Electrical and thermal transport properties of intermetallic RCoGe2 (R = Ce and La) compounds.

To investigate the electronic structure of the intermetallic compound CeCoGe2, we performed electrical resistivity (ρ), Seebeck coefficient (S), and thermal conductivity (κ) measurements in a temperature range of 10-300 K. For comparison, the non-magnetic counterpart LaCoGe2 is also studied. It is found that CeCoGe2 exhibits a broad maximum in the S(T) near 75 K, at which the sudden drop in the ρ(T) is observed. Temperature-dependent electrical resistivity and the Seebeck coefficient of CeCoGe2 can be described well by a two-band model, which reveals the signature of Kondo scattering in CeCoGe2. On the other hand, a typical metallic-like behavior is seen in the non-magnetic LaCoGe2 from the ρ(T) and S(T) studies.
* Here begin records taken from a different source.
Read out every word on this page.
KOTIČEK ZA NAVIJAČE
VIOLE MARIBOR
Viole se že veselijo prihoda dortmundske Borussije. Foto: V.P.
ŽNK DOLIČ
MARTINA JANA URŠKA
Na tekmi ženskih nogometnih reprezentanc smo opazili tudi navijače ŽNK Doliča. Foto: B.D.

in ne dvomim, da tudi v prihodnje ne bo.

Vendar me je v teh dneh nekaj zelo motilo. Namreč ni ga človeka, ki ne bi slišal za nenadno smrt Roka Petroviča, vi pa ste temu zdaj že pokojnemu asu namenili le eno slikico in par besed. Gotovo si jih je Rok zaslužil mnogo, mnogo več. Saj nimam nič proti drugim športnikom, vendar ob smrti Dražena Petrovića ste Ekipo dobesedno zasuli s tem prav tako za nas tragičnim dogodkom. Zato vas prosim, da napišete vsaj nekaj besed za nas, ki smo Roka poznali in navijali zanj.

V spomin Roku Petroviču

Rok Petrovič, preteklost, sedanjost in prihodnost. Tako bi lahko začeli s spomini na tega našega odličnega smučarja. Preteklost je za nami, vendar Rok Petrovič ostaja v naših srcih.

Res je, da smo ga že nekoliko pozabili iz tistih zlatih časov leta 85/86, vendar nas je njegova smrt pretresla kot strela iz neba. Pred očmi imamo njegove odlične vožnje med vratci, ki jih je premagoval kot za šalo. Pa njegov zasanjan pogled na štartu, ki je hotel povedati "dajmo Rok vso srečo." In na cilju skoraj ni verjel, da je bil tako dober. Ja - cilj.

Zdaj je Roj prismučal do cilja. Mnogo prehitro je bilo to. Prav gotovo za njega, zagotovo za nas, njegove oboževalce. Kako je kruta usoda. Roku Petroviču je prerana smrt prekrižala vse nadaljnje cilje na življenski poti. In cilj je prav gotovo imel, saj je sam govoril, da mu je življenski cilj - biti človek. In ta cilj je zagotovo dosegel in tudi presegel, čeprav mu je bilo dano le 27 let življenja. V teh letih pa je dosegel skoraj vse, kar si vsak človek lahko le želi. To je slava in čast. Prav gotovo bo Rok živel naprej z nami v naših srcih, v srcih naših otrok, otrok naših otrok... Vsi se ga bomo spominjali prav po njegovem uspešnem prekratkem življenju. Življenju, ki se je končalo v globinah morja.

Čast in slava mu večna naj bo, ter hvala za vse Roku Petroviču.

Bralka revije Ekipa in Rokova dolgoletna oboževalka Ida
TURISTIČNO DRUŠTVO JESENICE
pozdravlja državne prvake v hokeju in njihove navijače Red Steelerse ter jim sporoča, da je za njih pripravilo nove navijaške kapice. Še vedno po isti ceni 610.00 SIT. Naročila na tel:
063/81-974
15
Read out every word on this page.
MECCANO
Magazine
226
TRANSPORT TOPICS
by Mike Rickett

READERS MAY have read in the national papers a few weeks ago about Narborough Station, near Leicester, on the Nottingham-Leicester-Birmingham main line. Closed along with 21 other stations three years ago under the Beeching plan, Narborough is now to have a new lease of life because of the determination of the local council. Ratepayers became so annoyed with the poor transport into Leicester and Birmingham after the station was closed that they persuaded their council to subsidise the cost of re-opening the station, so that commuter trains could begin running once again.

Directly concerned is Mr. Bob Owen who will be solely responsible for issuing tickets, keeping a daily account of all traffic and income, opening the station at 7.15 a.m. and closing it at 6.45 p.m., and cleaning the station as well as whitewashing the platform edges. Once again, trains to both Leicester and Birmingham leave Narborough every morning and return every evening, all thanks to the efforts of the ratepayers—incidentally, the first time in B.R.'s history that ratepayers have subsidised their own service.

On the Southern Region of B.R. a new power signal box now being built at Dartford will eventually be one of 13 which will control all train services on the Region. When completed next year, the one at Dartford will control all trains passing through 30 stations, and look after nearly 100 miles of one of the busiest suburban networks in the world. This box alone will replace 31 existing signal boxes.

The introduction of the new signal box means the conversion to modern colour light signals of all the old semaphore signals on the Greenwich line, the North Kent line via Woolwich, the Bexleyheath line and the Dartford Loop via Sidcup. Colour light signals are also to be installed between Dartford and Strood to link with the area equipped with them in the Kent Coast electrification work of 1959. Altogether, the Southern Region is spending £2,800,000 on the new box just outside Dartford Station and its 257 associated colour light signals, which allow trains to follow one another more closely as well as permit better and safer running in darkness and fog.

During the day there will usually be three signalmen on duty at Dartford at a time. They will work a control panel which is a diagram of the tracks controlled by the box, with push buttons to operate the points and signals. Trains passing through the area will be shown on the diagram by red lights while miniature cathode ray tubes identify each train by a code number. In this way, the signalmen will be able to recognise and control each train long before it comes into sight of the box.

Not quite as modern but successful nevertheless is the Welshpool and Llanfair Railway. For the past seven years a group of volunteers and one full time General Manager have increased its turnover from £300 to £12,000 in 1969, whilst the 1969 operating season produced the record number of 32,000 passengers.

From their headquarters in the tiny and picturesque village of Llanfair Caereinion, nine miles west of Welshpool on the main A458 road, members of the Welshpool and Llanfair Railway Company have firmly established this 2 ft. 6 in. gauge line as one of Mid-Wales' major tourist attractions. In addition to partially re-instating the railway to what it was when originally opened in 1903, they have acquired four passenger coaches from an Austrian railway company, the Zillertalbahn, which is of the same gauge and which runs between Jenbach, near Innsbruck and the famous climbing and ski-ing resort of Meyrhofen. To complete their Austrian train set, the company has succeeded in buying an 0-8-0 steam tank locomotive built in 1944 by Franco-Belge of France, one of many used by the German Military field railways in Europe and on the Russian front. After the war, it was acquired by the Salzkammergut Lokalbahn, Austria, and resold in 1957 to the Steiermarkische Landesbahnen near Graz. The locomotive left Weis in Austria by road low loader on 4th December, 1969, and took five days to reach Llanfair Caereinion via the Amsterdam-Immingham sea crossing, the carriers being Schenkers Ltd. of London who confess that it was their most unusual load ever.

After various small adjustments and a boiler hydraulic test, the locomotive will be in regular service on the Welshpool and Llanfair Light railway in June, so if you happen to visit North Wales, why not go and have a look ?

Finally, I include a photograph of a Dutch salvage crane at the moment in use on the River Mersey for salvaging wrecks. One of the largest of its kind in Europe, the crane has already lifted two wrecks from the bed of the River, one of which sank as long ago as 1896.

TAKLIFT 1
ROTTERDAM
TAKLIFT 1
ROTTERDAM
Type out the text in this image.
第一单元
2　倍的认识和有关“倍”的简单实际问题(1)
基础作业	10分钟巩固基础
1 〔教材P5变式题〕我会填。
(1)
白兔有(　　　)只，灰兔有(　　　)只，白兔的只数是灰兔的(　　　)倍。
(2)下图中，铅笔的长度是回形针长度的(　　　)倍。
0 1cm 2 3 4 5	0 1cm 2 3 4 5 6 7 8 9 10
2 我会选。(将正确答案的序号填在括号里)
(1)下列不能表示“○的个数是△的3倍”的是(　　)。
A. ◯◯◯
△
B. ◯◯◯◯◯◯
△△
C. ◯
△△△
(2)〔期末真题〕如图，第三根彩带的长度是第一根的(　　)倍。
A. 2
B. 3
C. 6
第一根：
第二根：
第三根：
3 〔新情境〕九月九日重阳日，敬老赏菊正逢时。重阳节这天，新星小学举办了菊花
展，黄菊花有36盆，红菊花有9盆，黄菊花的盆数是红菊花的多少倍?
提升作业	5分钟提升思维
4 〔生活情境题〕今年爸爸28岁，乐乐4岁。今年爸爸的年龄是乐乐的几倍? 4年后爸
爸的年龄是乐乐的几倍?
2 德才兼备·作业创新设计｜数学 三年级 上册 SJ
Analysis of the thermal conductivity indicates that the electronic contribution dominates thermal transport above 100 K in both CeCoGe2 and LaCoGe2. In addition, it is found that the variation in low-temperature lattice thermal conductivity of CeCoGe2 as compared to that of LaCoGe2 is most likely due to the phonon-point-defect scattering.